Maya Kowalski was admitted to Johns Hopkins All Children’s Hospital aged 10 in October 2016, accompanied by her mother and father. Maya was complaining of pains including headaches, body aches and lesions, and her ability to use her legs was rapidly decreasing.

The hospital ignored her parents’ assertions that Maya was suffering a significant relapse in her condition, as well as their request for her to receive ketamine treatment. Staff became suspicious of the ketamine dosage that Maya was receiving, and the situation rapidly deteriorated, with child welfare services ultimately contacted by medical staff.

Child abuse paediatrician Dr Sally Smith was eventually called, who accused Maya’s mother of abuse by Munchausen by proxy. Following Dr Smith’s assessment, Maya was removed from her parent’s care and put under custody of the state, in an incident of medical kidnapping.

Trials and tribulations

When Dr Kirkpatrick, who’d initially diagnosed Maya’s CRPS, heard what had happened, he contacted Dr Smith, outlining his diagnosis and Maya’s subsequent treatment.

Despite the Kowalskis hiring attorney Debra Salisbury, and despite Dr Kirkpatrick having briefed Dr Smith on Maya’s treatment and condition, her parents were refused access to their daughter by court order.

During this time, Maya remained at the hospital. She continued to suffer extreme pain from her condition, exacerbated by confusion over why she couldn’t see her parents. Hospital and child welfare advocates insisted she was being abused.

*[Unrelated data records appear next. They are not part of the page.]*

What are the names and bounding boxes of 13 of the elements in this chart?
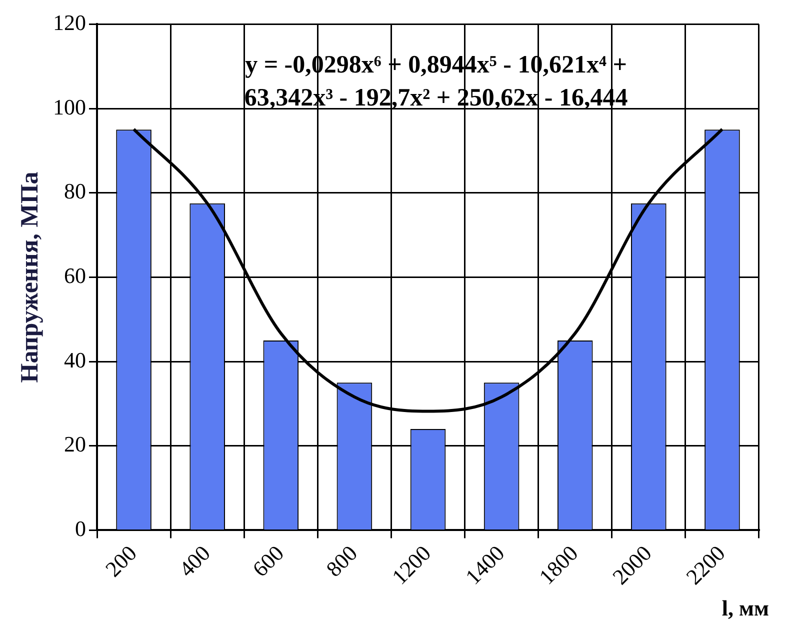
y-tick-label: 120 — [53, 10, 86, 35]
y-axis-title: Напруження, МПа — [16, 171, 44, 383]
y-tick-label: 60 — [64, 262, 86, 288]
y-tick-label: 100 — [53, 94, 86, 120]
x-tick-label: 800 — [321, 540, 362, 582]
x-axis-title: l, мм — [722, 596, 770, 621]
x-tick-label: 200 — [100, 540, 142, 582]
y-tick-label: 0 — [75, 516, 86, 541]
y-tick-label: 20 — [64, 432, 86, 457]
x-tick-label: 600 — [248, 540, 289, 582]
x-tick-label: 400 — [174, 540, 215, 582]
y-tick-label: 80 — [64, 178, 86, 204]
y-tick-label: 40 — [64, 347, 86, 372]
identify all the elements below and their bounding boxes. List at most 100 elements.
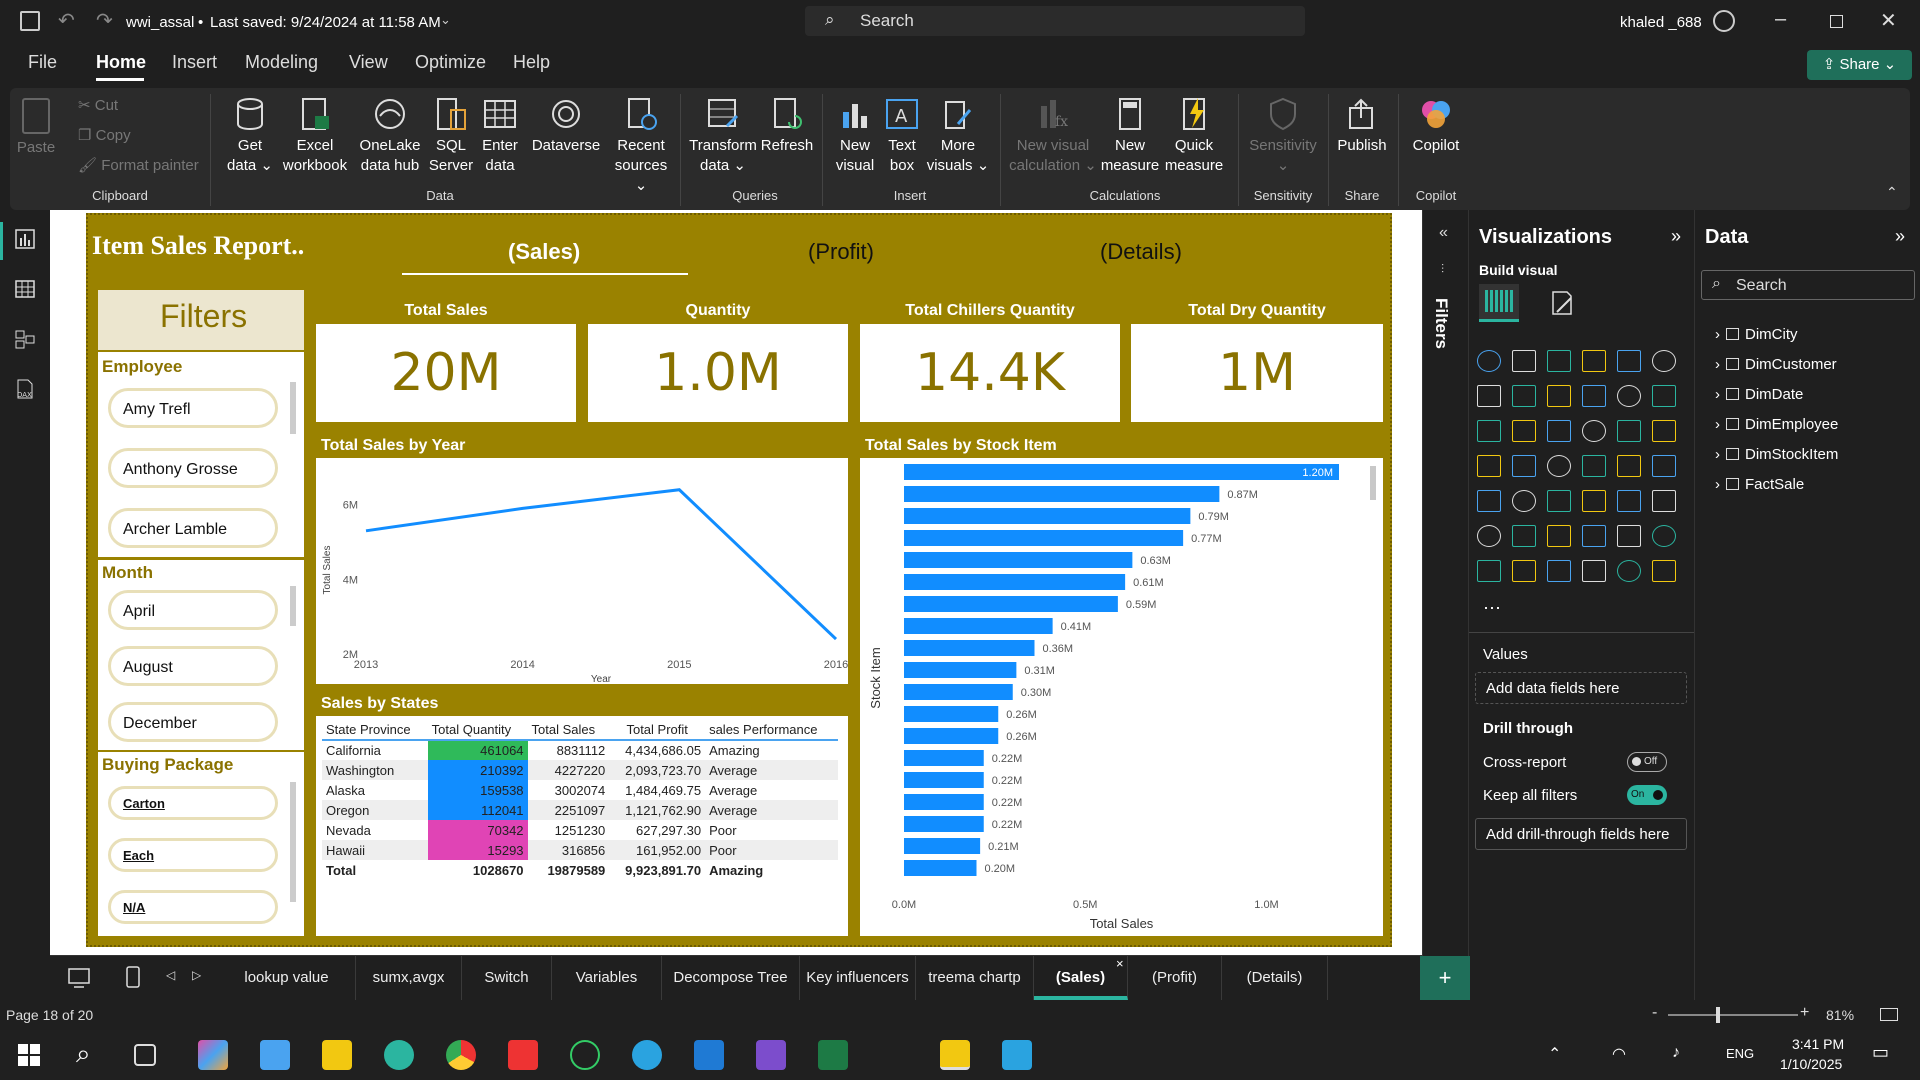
visual-type-icon[interactable] — [1477, 385, 1501, 407]
values-drop-well[interactable]: Add data fields here — [1475, 672, 1687, 704]
slicer-scrollbar[interactable] — [290, 782, 296, 902]
paste-button[interactable]: Paste — [16, 98, 56, 158]
bar[interactable] — [904, 794, 984, 810]
tab-profit[interactable]: (Profit) — [808, 239, 874, 264]
zoom-out-icon[interactable]: - — [1652, 1004, 1658, 1021]
quick-measure-button[interactable]: Quick measure — [1162, 96, 1226, 176]
visual-type-icon[interactable] — [1512, 525, 1536, 547]
kpi-card-quantity[interactable]: Quantity 1.0M — [588, 298, 848, 422]
new-measure-button[interactable]: New measure — [1100, 96, 1160, 176]
last-saved[interactable]: Last saved: 9/24/2024 at 11:58 AM — [210, 14, 441, 31]
notifications-icon[interactable]: ▭ — [1872, 1042, 1890, 1062]
get-data-button[interactable]: Get data ⌄ — [222, 96, 278, 176]
vscode-icon[interactable] — [694, 1040, 724, 1070]
menu-view[interactable]: View — [349, 52, 388, 72]
page-tab[interactable]: sumx,avgx — [356, 956, 462, 1000]
visual-type-icon[interactable] — [1617, 420, 1641, 442]
powerbi-app-icon[interactable] — [940, 1040, 970, 1070]
visual-type-icon[interactable] — [1547, 455, 1571, 477]
table-view-icon[interactable] — [14, 278, 36, 300]
zoom-level[interactable]: 81% — [1826, 1007, 1855, 1023]
expand-filters-icon[interactable]: « — [1439, 224, 1448, 241]
line-chart-visual[interactable]: Total Sales by Year 2M 4M 6M 2013 2014 2015 20… — [316, 434, 848, 684]
collapse-viz-icon[interactable]: » — [1671, 226, 1682, 246]
bar[interactable] — [904, 684, 1013, 700]
page-tab[interactable]: Key influencers — [800, 956, 916, 1000]
bar[interactable] — [904, 486, 1220, 502]
clock-time[interactable]: 3:41 PM — [1792, 1036, 1845, 1052]
telegram-icon[interactable] — [632, 1040, 662, 1070]
field-table-item[interactable]: › DimStockItem — [1715, 446, 1838, 463]
visual-type-icon[interactable] — [1547, 560, 1571, 582]
menu-help[interactable]: Help — [513, 52, 551, 72]
visual-type-icon[interactable] — [1512, 420, 1536, 442]
page-tab[interactable]: treema chartp — [916, 956, 1034, 1000]
visual-type-icon[interactable] — [1617, 455, 1641, 477]
save-icon[interactable] — [20, 11, 40, 31]
menu-insert[interactable]: Insert — [172, 52, 218, 72]
visual-type-icon[interactable] — [1652, 420, 1676, 442]
slicer-item[interactable]: Each — [108, 838, 278, 872]
field-table-item[interactable]: › DimCity — [1715, 326, 1798, 343]
taskbar-search-icon[interactable]: ⌕ — [76, 1038, 91, 1068]
line-series[interactable] — [365, 488, 838, 641]
slicer-item[interactable]: August — [108, 646, 278, 686]
more-visuals-button[interactable]: More visuals ⌄ — [926, 96, 990, 176]
undo-icon[interactable]: ↶ — [58, 10, 75, 32]
sensitivity-button[interactable]: Sensitivity ⌄ — [1246, 96, 1320, 176]
table-row[interactable]: Alaska 159538 3002074 1,484,469.75 Average — [322, 780, 838, 800]
windows-start-icon[interactable] — [18, 1044, 40, 1066]
format-painter-button[interactable]: 🖌 Format painter — [78, 156, 199, 176]
visual-type-icon[interactable] — [1652, 350, 1676, 372]
bar[interactable] — [904, 772, 984, 788]
visual-type-icon[interactable] — [1512, 455, 1536, 477]
fit-to-page-icon[interactable] — [1880, 1008, 1898, 1021]
data-search-input[interactable]: ⌕ Search — [1701, 270, 1915, 300]
page-tab[interactable]: Variables — [552, 956, 662, 1000]
sales-by-states-visual[interactable]: Sales by States State Province Total Qua… — [316, 692, 848, 936]
visual-type-icon[interactable] — [1477, 490, 1501, 512]
visual-type-icon[interactable] — [1582, 455, 1606, 477]
visual-type-icon[interactable] — [1617, 350, 1641, 372]
field-table-item[interactable]: › FactSale — [1715, 476, 1804, 493]
field-table-item[interactable]: › DimDate — [1715, 386, 1803, 403]
bar[interactable] — [904, 530, 1184, 546]
page-tab[interactable]: Switch — [462, 956, 552, 1000]
filters-pane-collapsed[interactable]: « ⫶ Filters — [1422, 210, 1468, 1000]
visual-type-icon[interactable] — [1547, 420, 1571, 442]
page-tab[interactable]: (Sales) — [1034, 956, 1128, 1000]
mobile-layout-icon[interactable] — [126, 966, 140, 988]
clock-date[interactable]: 1/10/2025 — [1780, 1056, 1843, 1072]
youtube-icon[interactable] — [508, 1040, 538, 1070]
recent-sources-button[interactable]: Recent sources ⌄ — [608, 96, 674, 196]
field-table-item[interactable]: › DimCustomer — [1715, 356, 1837, 373]
zoom-slider-thumb[interactable] — [1716, 1007, 1720, 1023]
close-icon[interactable]: ✕ — [1880, 10, 1897, 32]
volume-icon[interactable]: ♪ — [1672, 1044, 1680, 1061]
table-row[interactable]: Nevada 70342 1251230 627,297.30 Poor — [322, 820, 838, 840]
menu-file[interactable]: File — [28, 52, 58, 72]
bar[interactable] — [904, 574, 1126, 590]
menu-modeling[interactable]: Modeling — [245, 52, 319, 72]
bar[interactable] — [904, 838, 981, 854]
excel-app-icon[interactable] — [818, 1040, 848, 1070]
visual-type-icon[interactable] — [1512, 560, 1536, 582]
visual-type-icon[interactable] — [1617, 525, 1641, 547]
visual-type-icon[interactable] — [1652, 525, 1676, 547]
menu-optimize[interactable]: Optimize — [415, 52, 487, 72]
visual-type-icon[interactable] — [1582, 385, 1606, 407]
new-visual-button[interactable]: New visual — [832, 96, 878, 176]
table-row[interactable]: Oregon 112041 2251097 1,121,762.90 Average — [322, 800, 838, 820]
visual-type-icon[interactable] — [1652, 490, 1676, 512]
text-box-button[interactable]: A Text box — [882, 96, 922, 176]
menu-home[interactable]: Home — [96, 52, 147, 72]
visual-type-icon[interactable] — [1582, 525, 1606, 547]
visual-type-icon[interactable] — [1547, 385, 1571, 407]
cross-report-toggle[interactable]: Off — [1627, 752, 1667, 772]
store-icon[interactable] — [260, 1040, 290, 1070]
drill-through-drop-well[interactable]: Add drill-through fields here — [1475, 818, 1687, 850]
build-visual-tab[interactable] — [1479, 284, 1519, 322]
bar[interactable] — [904, 816, 984, 832]
collapse-data-icon[interactable]: » — [1895, 226, 1906, 246]
column-header[interactable]: Total Sales — [527, 720, 610, 741]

In December 2016, before Christmas, Maya wrote a letter to the court judge asking to see her family over the holidays. This was denied. The following month, Beata Kowalski died by suicide.

Victory in court

Five days after her mother’s death, Maya was returned to her father.

In 2018, the family filed a lawsuit against the Johns Hopkins All Children’s Hospital and Florida’s Department of Children and Families.

In November 2023, the hospital was found liable on multiple counts of abuse including false imprisonment, battery and intentionally inflicting emotional distress on both Maya and her mother.

The family were awarded damages of $211 million and $50 million in punitive damages.

In a statement at the time, the hospital’s attorney defended the staff’s actions and outlined the hospital’s intentions to appeal the case. Other families responded positively to the ruling, viewing it as a motion for justice and a symbol of hope and vindication.